SQL 2000 SP4 issue

  • Hi there.

    I have an issue regarding one of my SQL Servers. This server was one of the last servers in our environment to be upgraded to SP4. It also has a fair amount of ugly code, that I know shouldn't be there, that pushes and pulls information over linked server connections.

    The issue is that the environment ran fine as a legacy system on SP3a. However, now that SP4 is installed, cross server query plans perform MUCH worse then before (ie, 10 minute jobs take 9 hours now).

    Has anyone else ran into this problem?

     

  • Haven't had the problem myself, but I'm curious to know if the other servers in your cross server query are SP4 or SP3.  if they are SP3 do you have the same degradation if you use all SP4 servers?

    -

  • Hi Jason.

    Thanks for the reply. The question you ask is a great question and one of the first things we experimented with. The problem is more then a simple SP4 issue. We've tried SP3 to SP3 (worked well). We've tried SP3 to SP4 (worked well). We've tried SP4 to SP4 (worked ok). We've tried SP4 to SP3 (worked ok). So, a good question would be "What's the problem then?"

    Well, that is a good question. The problem is isolated to one server and started as soon as SP4 was installed. So this isn't a specific SP4 problem, but rather an SP4 problem on one server. The query plans are distinctly different on that server vs our other servers so it is a cross server optimization issue on that server alone starting at the time that SP4 was installed up from SP3a.

    It's a head scratcher. I plan on placing a service call to MS, but if anyone has any ideas at all, I'd love to hear them.

    Thanks.

  • You can try a dbcc dbreindex (if the query plans are changing for worse performance, this sometimes helps.)

    -

  • Yeah. That's a good suggestion. I've tried everything I could think of in those lines. DBCC reindexes, using "update statistics" on all tables affected. sp_recompile on affected tables, etc. Something is happening that I can't figure out. For some reason after the SP4 upgrade, the optimizer on this server started making inefficient plans that, as far as I can tell, is only negatively affected when the queries span servers via linked server.

    Knowing the issue has to do with optimization is a starting point. Knowing what to do about it? I'm just stuck on this one. I'm also surprised that I've found no documentation on this happening to anyone else.

    The only info I have about the SP4 upgrade related to this server is that there was a database left in suspect mode (this is not because of a true problem but because it's an insignificant DB that we didn't restore after doing some physical file moving) at the time of applying the SP. A warning came up saying that the suspect DB will not have the SP applied, but then allowed the install to go smoothly. The DB mentioned doesn't come into the picture and is still simply sitting in suspect mode as it was before the SP.
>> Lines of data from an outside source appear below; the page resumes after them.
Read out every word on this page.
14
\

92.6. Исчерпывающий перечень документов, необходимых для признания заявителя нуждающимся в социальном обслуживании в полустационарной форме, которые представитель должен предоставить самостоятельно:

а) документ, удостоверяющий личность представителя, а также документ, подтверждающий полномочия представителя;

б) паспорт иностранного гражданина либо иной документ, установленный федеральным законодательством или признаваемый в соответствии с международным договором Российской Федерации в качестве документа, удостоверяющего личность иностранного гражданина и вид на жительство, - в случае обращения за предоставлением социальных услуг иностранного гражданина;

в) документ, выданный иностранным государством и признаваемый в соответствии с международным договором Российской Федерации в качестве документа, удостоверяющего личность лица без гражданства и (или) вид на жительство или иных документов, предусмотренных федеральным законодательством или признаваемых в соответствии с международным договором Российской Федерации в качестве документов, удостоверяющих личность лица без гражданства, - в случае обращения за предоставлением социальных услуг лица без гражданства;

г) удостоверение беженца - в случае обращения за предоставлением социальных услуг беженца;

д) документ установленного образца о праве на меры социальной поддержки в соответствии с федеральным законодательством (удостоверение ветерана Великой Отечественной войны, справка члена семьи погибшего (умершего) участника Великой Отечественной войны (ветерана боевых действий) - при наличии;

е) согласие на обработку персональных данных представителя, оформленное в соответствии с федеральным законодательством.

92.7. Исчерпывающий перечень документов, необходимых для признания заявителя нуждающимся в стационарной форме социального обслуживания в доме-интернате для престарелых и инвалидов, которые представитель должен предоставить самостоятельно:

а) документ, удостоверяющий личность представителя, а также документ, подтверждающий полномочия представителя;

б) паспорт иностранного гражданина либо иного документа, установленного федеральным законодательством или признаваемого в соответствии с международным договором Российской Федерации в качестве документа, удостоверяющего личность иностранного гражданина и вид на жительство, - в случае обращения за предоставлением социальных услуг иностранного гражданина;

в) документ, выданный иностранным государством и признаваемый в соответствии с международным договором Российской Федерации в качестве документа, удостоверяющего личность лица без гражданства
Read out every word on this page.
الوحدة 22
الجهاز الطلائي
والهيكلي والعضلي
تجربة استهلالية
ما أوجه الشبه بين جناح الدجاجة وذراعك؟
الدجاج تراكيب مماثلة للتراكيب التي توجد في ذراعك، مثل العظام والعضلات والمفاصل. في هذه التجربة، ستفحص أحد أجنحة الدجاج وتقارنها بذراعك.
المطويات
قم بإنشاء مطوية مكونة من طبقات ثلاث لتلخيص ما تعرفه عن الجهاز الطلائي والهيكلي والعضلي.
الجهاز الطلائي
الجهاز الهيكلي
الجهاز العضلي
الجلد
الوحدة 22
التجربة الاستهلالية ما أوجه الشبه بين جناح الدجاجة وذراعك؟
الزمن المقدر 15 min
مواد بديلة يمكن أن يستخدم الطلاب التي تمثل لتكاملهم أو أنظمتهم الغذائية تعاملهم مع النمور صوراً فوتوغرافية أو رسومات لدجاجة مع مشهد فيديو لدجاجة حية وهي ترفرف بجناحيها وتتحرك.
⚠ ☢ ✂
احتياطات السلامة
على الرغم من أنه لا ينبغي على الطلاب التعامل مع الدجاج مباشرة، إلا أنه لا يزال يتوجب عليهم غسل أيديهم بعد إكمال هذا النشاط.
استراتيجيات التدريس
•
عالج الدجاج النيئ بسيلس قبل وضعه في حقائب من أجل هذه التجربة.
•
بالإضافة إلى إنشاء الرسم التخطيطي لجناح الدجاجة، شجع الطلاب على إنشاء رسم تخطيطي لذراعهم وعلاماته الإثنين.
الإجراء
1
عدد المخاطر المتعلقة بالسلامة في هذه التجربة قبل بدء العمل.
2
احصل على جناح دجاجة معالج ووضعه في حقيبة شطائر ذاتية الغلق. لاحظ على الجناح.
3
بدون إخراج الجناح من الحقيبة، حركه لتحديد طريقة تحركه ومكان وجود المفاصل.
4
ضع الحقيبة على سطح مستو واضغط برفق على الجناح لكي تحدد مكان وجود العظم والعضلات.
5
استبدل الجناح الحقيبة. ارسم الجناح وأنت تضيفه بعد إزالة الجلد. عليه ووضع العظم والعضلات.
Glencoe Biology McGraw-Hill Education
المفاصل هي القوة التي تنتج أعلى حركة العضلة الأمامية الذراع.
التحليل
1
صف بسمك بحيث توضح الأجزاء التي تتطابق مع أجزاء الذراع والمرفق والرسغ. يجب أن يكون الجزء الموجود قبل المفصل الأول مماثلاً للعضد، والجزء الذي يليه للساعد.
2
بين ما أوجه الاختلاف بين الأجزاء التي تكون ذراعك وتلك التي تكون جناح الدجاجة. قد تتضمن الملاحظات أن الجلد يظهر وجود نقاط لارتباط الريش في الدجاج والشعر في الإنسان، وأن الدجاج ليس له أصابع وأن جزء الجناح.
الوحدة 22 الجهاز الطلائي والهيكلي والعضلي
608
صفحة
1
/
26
    Other then that, there was nothing special about this SP4 upgrade.

    Thanks again for the suggestion.

     

  • Hi, GMan.  Couple questions.

    What is the difference in the query plans? 

    Is the data the same across all environments?

    Are your linked servers all set up identically?

     

  • Hi Jeff.

    To answer your last two questions, the answer is "yes", that was a part of the test plan. The problem was evident when code that had been working suddenly stopped working well. Hence variances in setup were not a factor in initiating the problem. However, to ensure the tests were valid, the answer is "yes" to both questions.

    I'm not sure what the best way of sharing the two plans is other then to describe this:

    The plan that doesn't work, tries to pull a lot of data from the linked server so it can work on it locally.

    The plan that does work, allows the linked server to do most of the work.

    I can't figure out why one server would come up with an entirely different plan.

     

  • That is a puzzler.  I can't think of any reason why the optimizer would choose differently if the environments are exactly the same.  Maybe a missing index?

    Can you post the results when you get it figured out?

    Thanks,

    jeff

     

  •  

    I'm with you Jeff, this is most definitely a puzzler. There are no missing indexes. Both in production and in all my tests there is one table locally (maybe 5000 rows) that has a join happening to a table from a linked server (much larger, more like a million rows). All of my tests go against the same linked table and replicating my small local table with proper structure/indexes wasn't an issue. Not to mention, suddenly, after SP4 was installed, linked server optimization simply stopped working well for everything.

    I'm fully aware that a valid response would be "change the code/process", however that's not the nature of my quest. The code was developed by developers and has been in production for years. It's evident that the code/processes could change, but that is a significant under taking. Hence I have a desire to figure this out from a technical point of view and, at minimum, get things working long enough to consider a project like rewriting the code.

    My guess is that this is "a Microsoft thing". I wouldn't be surprised if I have to do something stupid like uninstall SQL Server, reinstall SQL Server, apply SP4, and reload my system db's. However, I'm not going to do that to a production server simply out of experimentation unless I have a good reason to do so (ie, someone had the same problem and said this absolutely fixed it for them).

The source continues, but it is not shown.